When a 3D engine uses a PNG skybox for lighting, everything looks flat. The sun is not actually bright. The shadows are not actually dark. The light has no real range.
What EXR does differently
EXR stores each pixel as a real floating point number. The sun can be 50000.0. A cloud can be 2.0. A shadow can be 0.003. That is the actual spread of light in the real world, stored in the file.
HDR (.hdr) files do this too, but with a trick. They share one exponent across all three color channels. That means if red is very bright and blue is very dim in the same pixel, blue loses precision. It is a compromise.
EXR gives each channel its own full float. No sharing. No compromise. No precision loss anywhere.
Why this matters
In PBR rendering, the skybox is not just a background picture. It IS the light source. Every material in the scene samples it to figure out ambient lighting and reflections. Metals reflect the sky. Rough surfaces pick up its color. The skybox drives everything.
If the skybox has no real brightness range (PNG), all reflections and lighting look the same. A metal surface reflecting the sun looks identical to one reflecting a cloud. Wrong.
If the skybox has banding in subtle gradients (HDR's shared exponent), those bands show up in every reflection across the scene.
EXR has the full range and full precision. The lighting just works.
How the GPU actually uses it
Three.js takes the EXR skybox and generates blurred versions of it at different levels. Mirror-smooth surfaces sample the sharp version. Rough surfaces sample the blurry version.
This only works when the source has real brightness values. Blurring a PNG averages numbers between 0 and 1. The sun disappears into the blur. Blurring an EXR averages numbers between 0 and 50000. The sun still pumps light into the scene even when heavily blurred. That is what makes rough surfaces glow softly under bright sky. PNG cannot do this.

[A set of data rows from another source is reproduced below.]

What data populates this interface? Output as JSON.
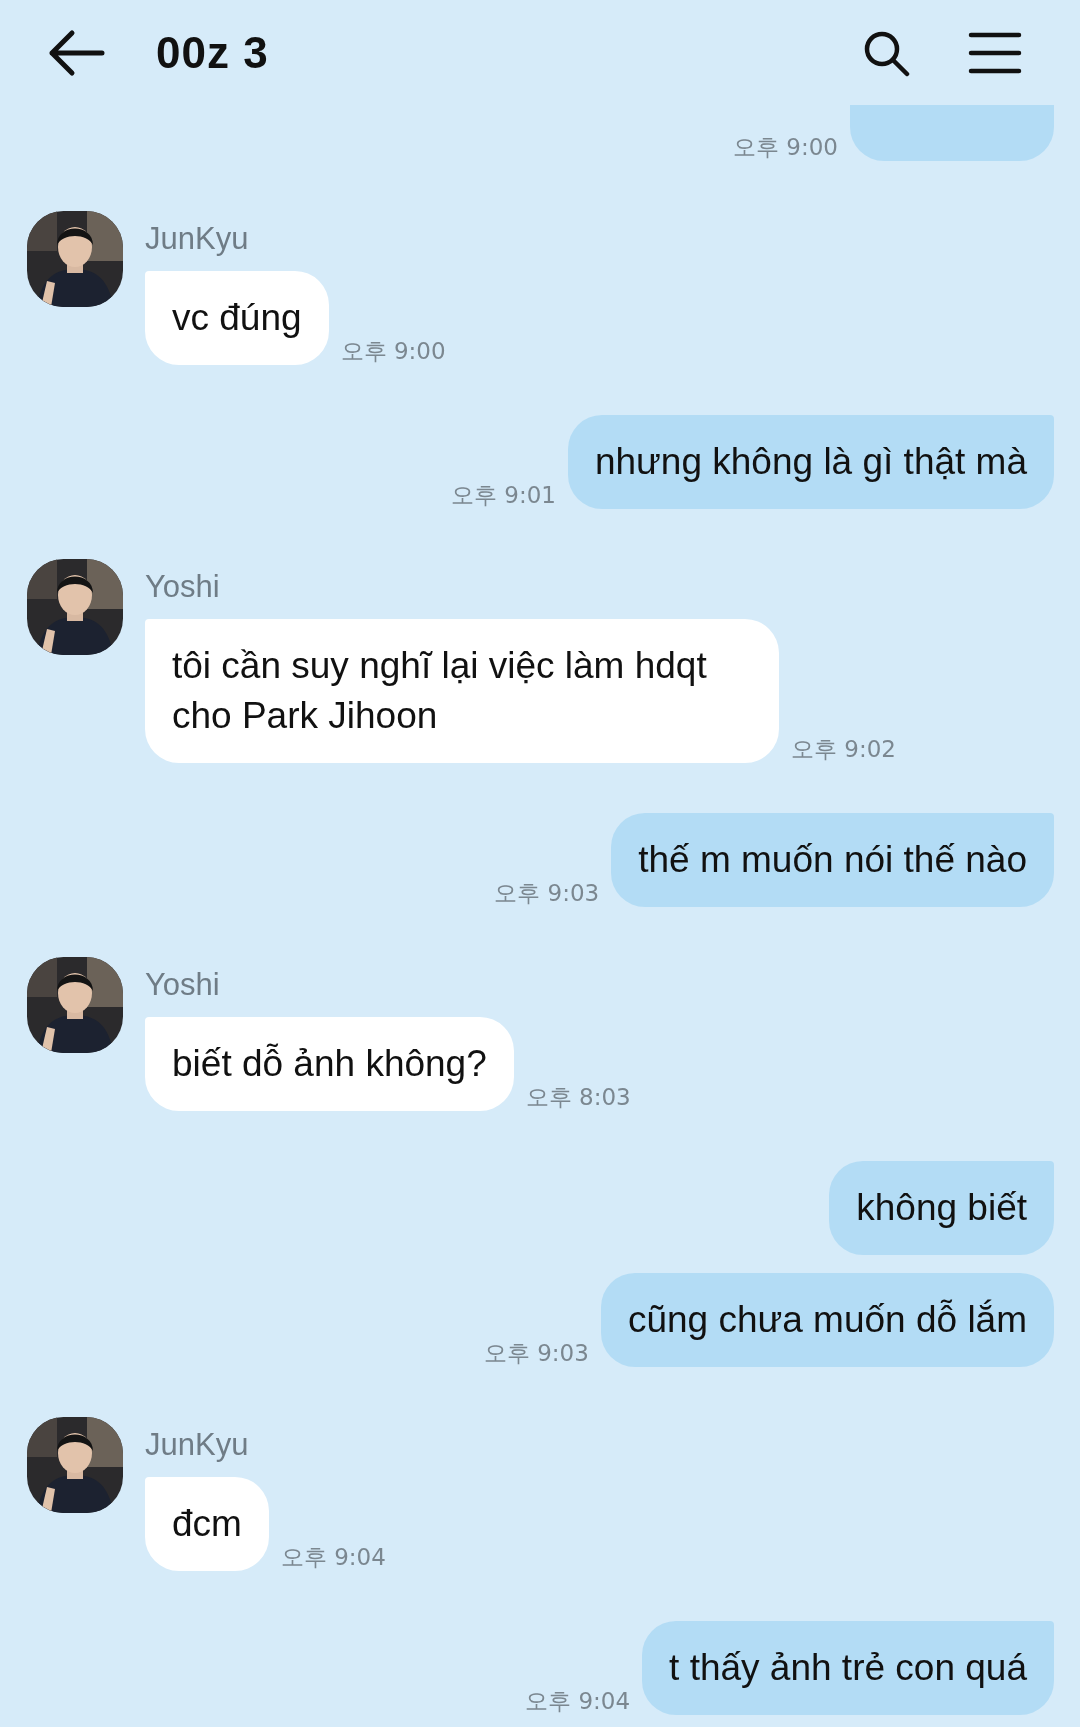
{
  "header": {
    "title": "00z 3"
  },
  "messages": [
    {
      "kind": "outgoing",
      "time": "오후 9:00"
    },
    {
      "kind": "incoming",
      "sender": "JunKyu",
      "text": "vc đúng",
      "time": "오후 9:00"
    },
    {
      "kind": "outgoing",
      "text": "nhưng không là gì thật mà",
      "time": "오후 9:01"
    },
    {
      "kind": "incoming",
      "sender": "Yoshi",
      "text": "tôi cần suy nghĩ lại việc làm hdqt cho Park Jihoon",
      "time": "오후 9:02"
    },
    {
      "kind": "outgoing",
      "text": "thế m muốn nói thế nào",
      "time": "오후 9:03"
    },
    {
      "kind": "incoming",
      "sender": "Yoshi",
      "text": "biết dỗ ảnh không?",
      "time": "오후 8:03"
    },
    {
      "kind": "outgoing",
      "text": "không biết"
    },
    {
      "kind": "outgoing",
      "text": "cũng chưa muốn dỗ lắm",
      "time": "오후 9:03"
    },
    {
      "kind": "incoming",
      "sender": "JunKyu",
      "text": "đcm",
      "time": "오후 9:04"
    },
    {
      "kind": "outgoing",
      "text": "t thấy ảnh trẻ con quá",
      "time": "오후 9:04"
    }
  ]
}
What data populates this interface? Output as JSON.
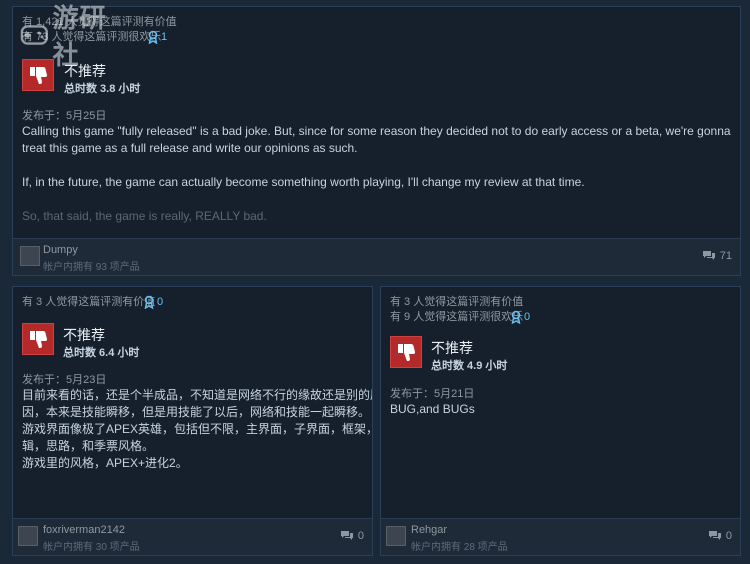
{
  "watermark": {
    "text": "游研社"
  },
  "review1": {
    "helpful": "有 1,421 人觉得这篇评测有价值",
    "funny": "有 73 人觉得这篇评测很欢乐",
    "awards": "1",
    "verdict": "不推荐",
    "hours": "总时数 3.8 小时",
    "posted": "发布于：5月25日",
    "paragraphs": [
      "Calling this game \"fully released\" is a bad joke. But, since for some reason they decided not to do early access or a beta, we're gonna treat this game as a full release and write our opinions as such.",
      "If, in the future, the game can actually become something worth playing, I'll change my review at that time.",
      "So, that said, the game is really, REALLY bad."
    ],
    "user": "Dumpy",
    "owned": "帐户内拥有 93 项产品",
    "comments": "71"
  },
  "review2": {
    "helpful": "有 3 人觉得这篇评测有价值",
    "awards": "0",
    "verdict": "不推荐",
    "hours": "总时数 6.4 小时",
    "posted": "发布于：5月23日",
    "lines": [
      "目前来看的话，还是个半成品，不知道是网络不行的缘故还是别的原",
      "因，本来是技能瞬移，但是用技能了以后，网络和技能一起瞬移。",
      "游戏界面像极了APEX英雄，包括但不限，主界面，子界面，框架，逻",
      "辑，思路，和季票风格。",
      "游戏里的风格，APEX+进化2。"
    ],
    "user": "foxriverman2142",
    "owned": "帐户内拥有 30 项产品",
    "comments": "0"
  },
  "review3": {
    "helpful": "有 3 人觉得这篇评测有价值",
    "funny": "有 9 人觉得这篇评测很欢乐",
    "awards": "0",
    "verdict": "不推荐",
    "hours": "总时数 4.9 小时",
    "posted": "发布于：5月21日",
    "text": "BUG,and BUGs",
    "user": "Rehgar",
    "owned": "帐户内拥有 28 项产品",
    "comments": "0"
  }
}
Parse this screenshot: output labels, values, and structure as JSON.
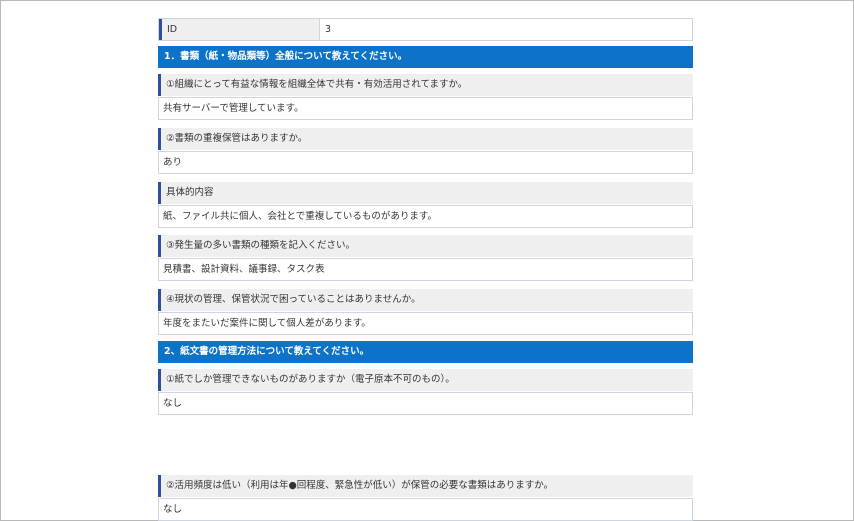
{
  "id_row": {
    "label": "ID",
    "value": "3"
  },
  "sections": [
    {
      "title": "1．書類（紙・物品類等）全般について教えてください。"
    },
    {
      "title": "2、紙文書の管理方法について教えてください。"
    }
  ],
  "items": [
    {
      "question": "①組織にとって有益な情報を組織全体で共有・有効活用されてますか。",
      "answer": "共有サーバーで管理しています。"
    },
    {
      "question": "②書類の重複保管はありますか。",
      "answer": "あり"
    },
    {
      "question": "具体的内容",
      "answer": "紙、ファイル共に個人、会社とで重複しているものがあります。"
    },
    {
      "question": "③発生量の多い書類の種類を記入ください。",
      "answer": "見積書、設計資料、議事録、タスク表"
    },
    {
      "question": "④現状の管理、保管状況で困っていることはありませんか。",
      "answer": "年度をまたいだ案件に関して個人差があります。"
    },
    {
      "question": "①紙でしか管理できないものがありますか（電子原本不可のもの）。",
      "answer": "なし"
    },
    {
      "question": "②活用頻度は低い（利用は年●回程度、緊急性が低い）が保管の必要な書類はありますか。",
      "answer": "なし"
    }
  ]
}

EXR files are also smaller
HDR files are basically uncompressed. EXR supports lossless compression (ZIP, PIZ). Better quality AND smaller files.
How to use it in Three.js
import { EXRLoader } from 'three/addons/loaders/EXRLoader.js';
const loader = new EXRLoader();
loader.load('sky.exr', (texture) => {
texture.mapping = THREE.EquirectangularReflectionMapping;
scene.background = texture; // The visible sky.
scene.environment = texture; // Lights every PBR material in the scene.
});
Two lines. Every material in the scene now gets correct ambient lighting and reflections from the sky. Automatic.